One can show that if we take $X = T^*Y$ for $Y$ a complex manifold ( $T^*Y$ is naturally holomorphic symplectic), then the dimensional reduction over a circle of the 3d Rozansky-Witten TQFT of target $X$ is the B-model 2d TQFT of target $Y$. The question is: is there a similar story for the A-model?

In other words: Let $Z$ be a (real) symplectic manifold, the A-model of target $Z$ is a 2d TQFT. Is there a 3d TQFT constructed from $Z$ whose dimensional reduction over a circle is the A-model 2d TQFT of target $Z$ ?
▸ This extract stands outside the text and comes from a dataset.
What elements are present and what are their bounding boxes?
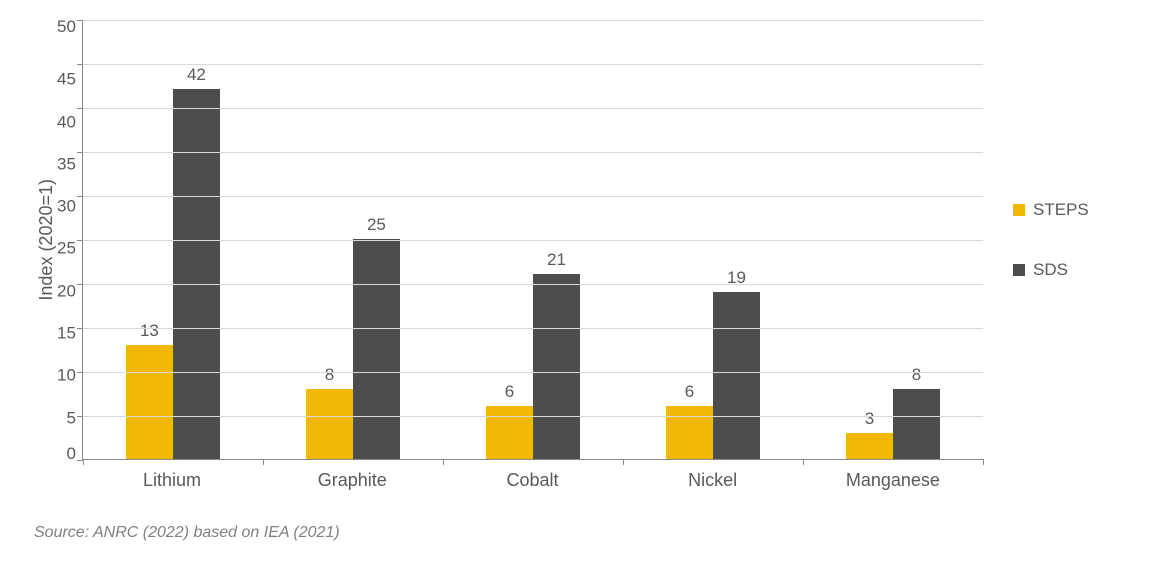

This question is motivated by the fact that the existence of the Rozansky-Witten TQFT in some sense "explains" the existence of a (derived) tensor product over the derived category of coherent sheaves $D(Y)$ of a complex manifold $Y$. If one thinks about $D(Y)$ as the category of branes of the B-model, this structure seems to have no physical meaning ($D(Y)$ is what is associated to a point by the TQFT but there is no smooth cobordism between 2 points on the one and and 1 point on the other hand). But in the Rozansky-Witten theory on $X=T^*Y$, $D(Y)$ is the category of line defects, it is what is associated to a circle by the TQFT and the tensor product becomes natural because there exists a cobordism between 2 circles on the one hand and 1 circle and the other hand (a pair of pants). Mathematically, the (derived) tensor product is a rather obvious operation on $D(Y)$. If $Z$ is a symplectic manifold, the category of branes of the A-model of target $Z$ is the Fukaya category $Fuk(Z)$ of $Z$. But now, mathematically, there is no obvious tensor product on $Fuk(Z)$. Nevertheless, such a thing should exist if mirror symmetry is true, i.e. if there exists a complex manifold $Y$ such that $Fuk(Z)=D(Y)$. Maybe that if the A-model analogue of the Rozansky-Witten theory exists, it will be easier to see what is the tensor product like operation on the Fukaya category.